Friday, July 11, 2014

The new Zinzanni show is electric!

The Zinzanni cast (photo Mike Hipple)
When Sparks Fly
Through September 21, 2014

There is something electric going on at Teatro Zinzanni. Their new show, When Sparks Fly, is fun and fresh. It is definitely going to give a lift to those who have been to the amazing spiegeltent before. In fact, it’s magic!

The theme feels a bit like fusion from Rocky Horror Picture Show and Franken-lite. The Master (Voronin) conjures up a love for himself while the rest of his ensemble find love themselves. But first, as you get seated, The Accordion Player (Sergey Krutikov) serenades you, sometimes with violinist Tom Dziekonski. They make beautiful music together, and the sound is sent through the p.a. system, so you can sit anywhere in the tent and hear them.

Of course, anyone who has never gone to any of their shows will find themselves amazed and delighted. I’ve hoped that returnees could find just as good a time, going for fourth or fifth times. This iteration does have more of a surprising and delightful feel to it. Part of that is the inclusion of illusions that are definitely top-notch skull scratchers.

Kristin Clayton is garbed like Bride of Frankenstein and has a glorious operatic voice. Since she isn’t saddled with the old, more rigid, format of needing to be Madame Zinzanni, she can sing a song whenever she damn pleases, and sounds marvelous.

Joe De Paul starts out life in this sketch as a puppy-turned-man. He still does his classic reenactment of King Kong, which is hysterical if you’ve never seen it, and cute if you have.

Duo Madrona, that married trapeze act, still stuns, no matter how many times you see them. Rachel Nehmer plays a visiting Gates Foundation researcher, and Ben Wendel gets totally disguised as Junior Monster, maybe the Bride and Monster’s son? But their act is breathtaking, no matter how well they inhabit their sketch roles, which is very well indeed.

The cool factor of the evening is the magic. Maestro conjures himself a lover from puppet parts and Svetlana appears. And disappears. And appears again. The tent feels so intimate that it really becomes a “how did they do that” moment. It is understated and integrated into the storyline gracefully. It is not like anything I have seen as Zinzanni, and if this is the new direction, I’d love to see lots more.

Additional players are Elena Gatilova, Dreya Weber and Domitil Aillot. The live band always pleases, under the musical direction of Hans Teuber.

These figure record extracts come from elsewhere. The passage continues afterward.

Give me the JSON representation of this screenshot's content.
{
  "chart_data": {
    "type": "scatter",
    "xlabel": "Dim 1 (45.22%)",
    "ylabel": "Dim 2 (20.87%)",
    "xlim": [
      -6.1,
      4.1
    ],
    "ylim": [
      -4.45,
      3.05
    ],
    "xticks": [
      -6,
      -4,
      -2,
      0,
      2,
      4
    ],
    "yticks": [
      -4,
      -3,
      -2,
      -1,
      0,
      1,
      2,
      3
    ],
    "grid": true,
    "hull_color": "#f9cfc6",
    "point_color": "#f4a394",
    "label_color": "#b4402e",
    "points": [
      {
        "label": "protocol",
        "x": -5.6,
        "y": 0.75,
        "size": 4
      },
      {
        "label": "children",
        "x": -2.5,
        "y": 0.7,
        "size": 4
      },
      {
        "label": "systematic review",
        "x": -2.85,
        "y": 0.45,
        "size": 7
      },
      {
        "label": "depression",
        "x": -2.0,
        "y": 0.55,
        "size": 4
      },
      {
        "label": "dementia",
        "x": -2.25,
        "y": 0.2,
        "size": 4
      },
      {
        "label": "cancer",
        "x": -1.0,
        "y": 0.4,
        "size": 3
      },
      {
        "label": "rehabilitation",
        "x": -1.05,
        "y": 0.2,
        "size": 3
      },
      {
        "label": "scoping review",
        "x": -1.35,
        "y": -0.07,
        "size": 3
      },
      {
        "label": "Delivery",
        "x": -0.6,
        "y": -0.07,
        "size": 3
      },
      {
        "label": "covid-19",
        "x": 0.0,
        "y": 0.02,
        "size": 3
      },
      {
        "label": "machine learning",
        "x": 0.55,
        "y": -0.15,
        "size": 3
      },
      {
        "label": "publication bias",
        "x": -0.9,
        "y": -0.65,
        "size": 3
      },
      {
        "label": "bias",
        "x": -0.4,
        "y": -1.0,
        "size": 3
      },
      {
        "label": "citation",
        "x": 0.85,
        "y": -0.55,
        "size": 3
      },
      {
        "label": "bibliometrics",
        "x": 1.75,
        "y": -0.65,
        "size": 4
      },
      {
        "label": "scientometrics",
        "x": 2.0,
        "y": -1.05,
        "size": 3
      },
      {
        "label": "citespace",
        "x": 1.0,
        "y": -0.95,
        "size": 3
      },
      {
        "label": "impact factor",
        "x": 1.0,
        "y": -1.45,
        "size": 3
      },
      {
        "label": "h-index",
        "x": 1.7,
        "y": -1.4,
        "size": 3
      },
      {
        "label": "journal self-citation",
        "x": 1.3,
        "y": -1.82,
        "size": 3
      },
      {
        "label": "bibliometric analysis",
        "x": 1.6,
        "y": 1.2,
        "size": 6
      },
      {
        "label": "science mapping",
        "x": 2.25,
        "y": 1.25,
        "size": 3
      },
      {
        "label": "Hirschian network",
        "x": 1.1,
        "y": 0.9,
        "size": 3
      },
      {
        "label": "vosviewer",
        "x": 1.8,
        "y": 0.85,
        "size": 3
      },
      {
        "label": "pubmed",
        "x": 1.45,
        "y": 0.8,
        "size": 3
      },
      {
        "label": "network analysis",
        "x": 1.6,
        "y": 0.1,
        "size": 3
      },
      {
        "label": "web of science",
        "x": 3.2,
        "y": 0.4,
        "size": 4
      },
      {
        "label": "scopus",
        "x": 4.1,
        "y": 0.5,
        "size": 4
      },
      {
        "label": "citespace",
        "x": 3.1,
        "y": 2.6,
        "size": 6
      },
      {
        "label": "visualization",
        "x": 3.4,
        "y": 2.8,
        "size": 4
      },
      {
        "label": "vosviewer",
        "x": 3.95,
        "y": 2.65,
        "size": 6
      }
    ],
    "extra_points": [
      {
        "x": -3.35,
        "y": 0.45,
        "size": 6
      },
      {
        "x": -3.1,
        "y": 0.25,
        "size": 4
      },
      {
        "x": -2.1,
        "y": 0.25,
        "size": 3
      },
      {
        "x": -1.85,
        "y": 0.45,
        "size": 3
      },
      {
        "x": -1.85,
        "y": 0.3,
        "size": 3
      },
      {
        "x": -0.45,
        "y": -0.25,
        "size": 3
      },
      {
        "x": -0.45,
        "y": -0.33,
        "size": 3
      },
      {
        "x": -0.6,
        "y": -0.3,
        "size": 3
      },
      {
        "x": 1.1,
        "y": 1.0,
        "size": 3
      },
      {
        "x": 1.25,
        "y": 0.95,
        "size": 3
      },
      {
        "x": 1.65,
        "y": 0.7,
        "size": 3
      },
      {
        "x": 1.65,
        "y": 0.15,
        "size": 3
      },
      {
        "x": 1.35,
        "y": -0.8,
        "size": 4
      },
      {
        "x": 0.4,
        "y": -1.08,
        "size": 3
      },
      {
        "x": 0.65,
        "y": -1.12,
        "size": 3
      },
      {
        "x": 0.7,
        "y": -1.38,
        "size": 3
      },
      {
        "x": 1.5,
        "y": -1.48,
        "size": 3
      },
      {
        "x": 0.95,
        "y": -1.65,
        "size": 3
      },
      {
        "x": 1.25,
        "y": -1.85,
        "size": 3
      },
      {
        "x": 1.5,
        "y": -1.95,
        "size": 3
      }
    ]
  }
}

The food offerings seem a little more interesting, also, though the well-cooked halibut dish was woefully under seasoned. The wine flight was lighter this time, with many whites included, making it a refreshing change, as well. The pre-dinner Prosecco was buoyant. Regarding spicing, maybe the chef can consider two levels of choices: Punch and…. Judy? And patrons who like a little more height to their flavor could request and receive that.